When as much Sterling is traded on forex markets in a week than our entire annual GDP - more in a single month than our entire national wealth - and when every trade generates a commission or turn for the middle-men in the City, Osborne is right if he is merely pointing out that we are too dependent on the City. What I can't fathom from what has been reported of his interview is whether any solution he might have to offer involves reducing the influence of the financial sector at the same time as trying to increase the competitiveness of British industry and non-financial sector wealth creation.
However much we may be dependent at the moment on financial markets for our national cash-flow (I won't say wealth creation because money is not itself wealth and pushing money around is not producing any tangible wealth, just pocketing tokens that could be used to buy actual wealth) it is unhealthy because it exploits all of us. In order to have enough tokens to trade in the volumes the interbank market needs to make a decent return they artificially inflate all the world's currencies. And then skim the cream off of what they have created.
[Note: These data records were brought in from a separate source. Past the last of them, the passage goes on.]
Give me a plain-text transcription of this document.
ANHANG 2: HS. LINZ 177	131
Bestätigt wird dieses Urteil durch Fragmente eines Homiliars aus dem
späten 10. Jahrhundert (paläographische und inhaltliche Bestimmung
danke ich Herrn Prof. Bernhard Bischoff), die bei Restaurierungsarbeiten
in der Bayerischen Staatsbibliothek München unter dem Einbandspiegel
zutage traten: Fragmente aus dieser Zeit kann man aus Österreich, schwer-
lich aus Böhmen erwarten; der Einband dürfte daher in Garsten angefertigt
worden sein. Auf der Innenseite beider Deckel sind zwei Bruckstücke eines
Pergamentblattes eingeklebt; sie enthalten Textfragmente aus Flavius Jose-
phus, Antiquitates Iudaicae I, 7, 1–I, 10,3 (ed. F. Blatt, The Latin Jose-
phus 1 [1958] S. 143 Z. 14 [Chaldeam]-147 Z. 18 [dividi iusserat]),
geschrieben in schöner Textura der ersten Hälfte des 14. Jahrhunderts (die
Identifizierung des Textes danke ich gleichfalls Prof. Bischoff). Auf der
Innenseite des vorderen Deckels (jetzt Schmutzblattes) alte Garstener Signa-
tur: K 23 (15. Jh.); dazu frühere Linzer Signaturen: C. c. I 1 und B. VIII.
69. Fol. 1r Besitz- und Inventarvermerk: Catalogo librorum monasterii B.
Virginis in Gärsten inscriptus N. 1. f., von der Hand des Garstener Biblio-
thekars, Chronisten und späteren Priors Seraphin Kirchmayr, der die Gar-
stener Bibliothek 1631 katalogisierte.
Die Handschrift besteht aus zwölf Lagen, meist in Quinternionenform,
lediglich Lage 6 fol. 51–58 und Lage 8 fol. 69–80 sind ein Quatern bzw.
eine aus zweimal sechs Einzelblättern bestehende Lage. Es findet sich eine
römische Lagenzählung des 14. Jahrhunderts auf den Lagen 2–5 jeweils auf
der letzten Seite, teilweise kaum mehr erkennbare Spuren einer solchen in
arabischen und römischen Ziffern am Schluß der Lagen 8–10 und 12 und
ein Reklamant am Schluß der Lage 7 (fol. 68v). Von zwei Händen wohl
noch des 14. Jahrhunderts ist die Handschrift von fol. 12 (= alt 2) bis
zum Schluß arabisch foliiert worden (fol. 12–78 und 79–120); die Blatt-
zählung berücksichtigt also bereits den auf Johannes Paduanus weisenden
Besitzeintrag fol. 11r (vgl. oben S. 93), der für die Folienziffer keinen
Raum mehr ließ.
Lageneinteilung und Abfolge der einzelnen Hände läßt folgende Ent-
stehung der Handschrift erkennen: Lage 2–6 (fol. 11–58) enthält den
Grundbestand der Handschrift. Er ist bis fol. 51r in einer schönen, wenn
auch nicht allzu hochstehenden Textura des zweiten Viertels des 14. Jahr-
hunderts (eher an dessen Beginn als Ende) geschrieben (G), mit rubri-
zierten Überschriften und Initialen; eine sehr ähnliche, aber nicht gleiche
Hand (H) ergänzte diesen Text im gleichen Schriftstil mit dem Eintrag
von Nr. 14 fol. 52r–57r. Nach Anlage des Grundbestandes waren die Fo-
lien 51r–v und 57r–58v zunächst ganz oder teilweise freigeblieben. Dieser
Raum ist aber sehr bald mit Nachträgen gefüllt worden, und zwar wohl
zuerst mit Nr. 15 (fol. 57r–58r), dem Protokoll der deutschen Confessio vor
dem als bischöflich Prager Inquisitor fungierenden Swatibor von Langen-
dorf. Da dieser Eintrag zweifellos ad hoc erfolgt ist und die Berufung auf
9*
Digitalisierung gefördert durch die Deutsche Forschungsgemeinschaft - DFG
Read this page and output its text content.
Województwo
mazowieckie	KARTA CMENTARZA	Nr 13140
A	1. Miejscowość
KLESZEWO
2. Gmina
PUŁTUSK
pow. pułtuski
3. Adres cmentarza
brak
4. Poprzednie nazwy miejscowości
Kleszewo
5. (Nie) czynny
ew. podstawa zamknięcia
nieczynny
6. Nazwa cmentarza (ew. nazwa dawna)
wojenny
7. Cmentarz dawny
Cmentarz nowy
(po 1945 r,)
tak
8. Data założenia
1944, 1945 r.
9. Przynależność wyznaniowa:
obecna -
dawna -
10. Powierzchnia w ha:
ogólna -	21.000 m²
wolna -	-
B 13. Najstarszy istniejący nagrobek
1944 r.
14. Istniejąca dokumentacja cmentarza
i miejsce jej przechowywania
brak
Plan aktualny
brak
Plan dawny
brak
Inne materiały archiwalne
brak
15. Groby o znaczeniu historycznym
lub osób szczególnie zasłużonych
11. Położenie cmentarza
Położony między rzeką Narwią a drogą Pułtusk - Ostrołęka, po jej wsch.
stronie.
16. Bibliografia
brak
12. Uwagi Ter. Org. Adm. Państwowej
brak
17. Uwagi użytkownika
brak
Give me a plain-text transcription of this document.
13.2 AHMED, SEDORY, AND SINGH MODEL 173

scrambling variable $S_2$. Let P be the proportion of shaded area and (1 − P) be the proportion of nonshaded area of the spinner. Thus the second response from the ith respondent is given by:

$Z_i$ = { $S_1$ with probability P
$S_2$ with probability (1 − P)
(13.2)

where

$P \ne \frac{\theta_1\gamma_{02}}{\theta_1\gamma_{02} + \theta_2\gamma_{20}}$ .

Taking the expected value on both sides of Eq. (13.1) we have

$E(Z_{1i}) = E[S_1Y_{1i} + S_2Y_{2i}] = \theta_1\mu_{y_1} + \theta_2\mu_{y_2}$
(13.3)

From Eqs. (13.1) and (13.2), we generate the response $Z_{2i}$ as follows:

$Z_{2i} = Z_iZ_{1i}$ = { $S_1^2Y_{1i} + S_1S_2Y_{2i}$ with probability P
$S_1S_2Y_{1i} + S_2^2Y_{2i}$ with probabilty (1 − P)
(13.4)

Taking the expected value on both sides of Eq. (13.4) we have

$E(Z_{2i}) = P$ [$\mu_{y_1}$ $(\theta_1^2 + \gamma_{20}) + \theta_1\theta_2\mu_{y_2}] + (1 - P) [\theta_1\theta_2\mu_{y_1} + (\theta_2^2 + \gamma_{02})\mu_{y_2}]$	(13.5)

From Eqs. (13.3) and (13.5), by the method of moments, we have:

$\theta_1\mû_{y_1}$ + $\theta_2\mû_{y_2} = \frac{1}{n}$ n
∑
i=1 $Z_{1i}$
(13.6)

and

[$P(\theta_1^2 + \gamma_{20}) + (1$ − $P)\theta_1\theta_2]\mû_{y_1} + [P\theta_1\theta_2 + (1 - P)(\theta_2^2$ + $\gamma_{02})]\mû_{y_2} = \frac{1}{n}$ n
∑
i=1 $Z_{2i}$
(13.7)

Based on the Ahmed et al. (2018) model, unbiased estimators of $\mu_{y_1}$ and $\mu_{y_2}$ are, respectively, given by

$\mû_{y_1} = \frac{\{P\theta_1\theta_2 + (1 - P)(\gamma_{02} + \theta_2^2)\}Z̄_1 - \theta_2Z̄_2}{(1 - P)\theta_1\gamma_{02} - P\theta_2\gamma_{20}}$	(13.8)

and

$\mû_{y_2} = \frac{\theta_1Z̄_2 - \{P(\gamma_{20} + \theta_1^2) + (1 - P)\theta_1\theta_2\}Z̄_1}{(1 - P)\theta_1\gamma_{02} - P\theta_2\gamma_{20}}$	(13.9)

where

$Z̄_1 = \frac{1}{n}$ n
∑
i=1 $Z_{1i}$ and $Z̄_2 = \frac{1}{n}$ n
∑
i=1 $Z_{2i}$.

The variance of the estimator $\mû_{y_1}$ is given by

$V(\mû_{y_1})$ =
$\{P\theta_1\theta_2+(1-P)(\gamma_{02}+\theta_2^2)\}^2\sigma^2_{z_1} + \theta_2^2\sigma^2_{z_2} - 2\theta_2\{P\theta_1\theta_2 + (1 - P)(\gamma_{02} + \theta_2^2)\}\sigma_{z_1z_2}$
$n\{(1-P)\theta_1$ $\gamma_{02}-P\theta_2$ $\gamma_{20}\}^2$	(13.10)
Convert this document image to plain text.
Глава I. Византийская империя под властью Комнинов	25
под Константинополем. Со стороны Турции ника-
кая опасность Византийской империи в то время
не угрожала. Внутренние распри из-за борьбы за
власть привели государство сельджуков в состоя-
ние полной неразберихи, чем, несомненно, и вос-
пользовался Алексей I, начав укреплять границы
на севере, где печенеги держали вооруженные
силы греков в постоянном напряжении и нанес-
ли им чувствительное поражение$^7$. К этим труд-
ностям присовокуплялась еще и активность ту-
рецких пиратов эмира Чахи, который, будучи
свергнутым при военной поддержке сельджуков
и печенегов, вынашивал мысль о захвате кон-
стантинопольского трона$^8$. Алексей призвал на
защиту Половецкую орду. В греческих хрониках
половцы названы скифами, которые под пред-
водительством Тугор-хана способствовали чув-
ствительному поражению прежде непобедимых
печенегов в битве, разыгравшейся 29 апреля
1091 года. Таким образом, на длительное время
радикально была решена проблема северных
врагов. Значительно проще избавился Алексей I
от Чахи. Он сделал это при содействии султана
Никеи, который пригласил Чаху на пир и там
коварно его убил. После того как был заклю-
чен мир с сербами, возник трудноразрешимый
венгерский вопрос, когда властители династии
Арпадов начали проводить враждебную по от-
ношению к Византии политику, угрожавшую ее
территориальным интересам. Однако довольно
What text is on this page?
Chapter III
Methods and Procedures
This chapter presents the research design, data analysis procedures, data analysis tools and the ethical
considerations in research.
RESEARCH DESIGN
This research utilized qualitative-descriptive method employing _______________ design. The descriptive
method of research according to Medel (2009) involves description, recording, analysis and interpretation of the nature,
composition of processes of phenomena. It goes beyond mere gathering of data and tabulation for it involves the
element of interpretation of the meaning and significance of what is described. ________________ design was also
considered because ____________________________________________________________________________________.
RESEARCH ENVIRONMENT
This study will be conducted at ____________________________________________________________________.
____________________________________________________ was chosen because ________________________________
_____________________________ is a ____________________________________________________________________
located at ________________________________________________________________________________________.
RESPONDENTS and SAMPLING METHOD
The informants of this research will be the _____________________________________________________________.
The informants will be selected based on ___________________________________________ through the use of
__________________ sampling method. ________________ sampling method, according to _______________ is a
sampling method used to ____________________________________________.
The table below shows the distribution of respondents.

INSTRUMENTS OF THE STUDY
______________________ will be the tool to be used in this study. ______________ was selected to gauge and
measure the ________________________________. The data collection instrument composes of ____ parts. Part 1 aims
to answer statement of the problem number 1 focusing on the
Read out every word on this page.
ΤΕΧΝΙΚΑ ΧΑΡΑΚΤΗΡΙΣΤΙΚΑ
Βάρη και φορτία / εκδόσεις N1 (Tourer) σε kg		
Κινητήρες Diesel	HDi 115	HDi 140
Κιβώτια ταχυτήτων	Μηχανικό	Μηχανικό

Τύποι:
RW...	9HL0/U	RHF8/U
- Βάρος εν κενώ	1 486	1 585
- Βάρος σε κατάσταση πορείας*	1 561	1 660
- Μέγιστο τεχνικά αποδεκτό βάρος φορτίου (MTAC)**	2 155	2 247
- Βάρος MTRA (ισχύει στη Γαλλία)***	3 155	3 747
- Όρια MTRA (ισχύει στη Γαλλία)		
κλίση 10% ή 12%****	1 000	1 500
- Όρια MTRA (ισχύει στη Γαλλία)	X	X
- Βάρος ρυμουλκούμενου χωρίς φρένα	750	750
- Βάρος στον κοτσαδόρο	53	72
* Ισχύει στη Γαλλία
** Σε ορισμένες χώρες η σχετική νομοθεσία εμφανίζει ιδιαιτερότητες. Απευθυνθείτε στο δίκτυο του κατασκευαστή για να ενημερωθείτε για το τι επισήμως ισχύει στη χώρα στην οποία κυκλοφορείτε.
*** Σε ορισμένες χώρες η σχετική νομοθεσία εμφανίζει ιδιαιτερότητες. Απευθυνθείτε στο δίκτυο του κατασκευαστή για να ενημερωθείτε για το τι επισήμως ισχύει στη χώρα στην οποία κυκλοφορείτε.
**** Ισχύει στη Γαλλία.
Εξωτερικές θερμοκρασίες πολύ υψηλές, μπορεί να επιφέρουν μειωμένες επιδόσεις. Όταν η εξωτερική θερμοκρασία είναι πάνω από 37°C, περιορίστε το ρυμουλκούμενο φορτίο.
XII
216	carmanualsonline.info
I confess my mind is sorely troubled by recent events in the financial markets - partly why I am finding it very difficult to write about it. For several years now, after reading the likes of "The Future of Money: Creating New Wealth, Work and a Wiser World" (B.A. Lietaer) and "The Grip of Death: A Study of Modern Money, Debt Slavery and Destructive Economics" (Michael Rowbotham), I have become convinced that we are in the "last days" of a system based on debt, speculative froth and the dominance of money pushers, abetted by state protectionism of the highest order. Part of me wants this current crunch to precipitate the sort of crisis that will force us to find an alternative more sustainable system. The other part recognizes the inevitable pain to ordinary people such a collapse would cause unless we have an alternative waiting in the wings.
The problem is that they really do rule the world. Because we have given them the ability to create credit at will, to manipulate money supply, currency circulation and so on they utterly outgun all the real wealth production in the global economy. And it's only when we wake up to the fact that they are only able to do so by persuading us to borrow, usually on the back of land values that are in turn driven up by that borrowing until they reach what in the US has recently become a bursting point threatening the stability of the rest of the global market, that we will be able to do something about it.
A couple of blog posts in the past few days - one by Lynne Featherstone on Lib Dem Voice - have highlighted the issue of corruption, but there is no greater confidence trick and fraud than that perpetrated every day against us by the financial sector. Let's have some more discussion of how that affects us and what we can do about it.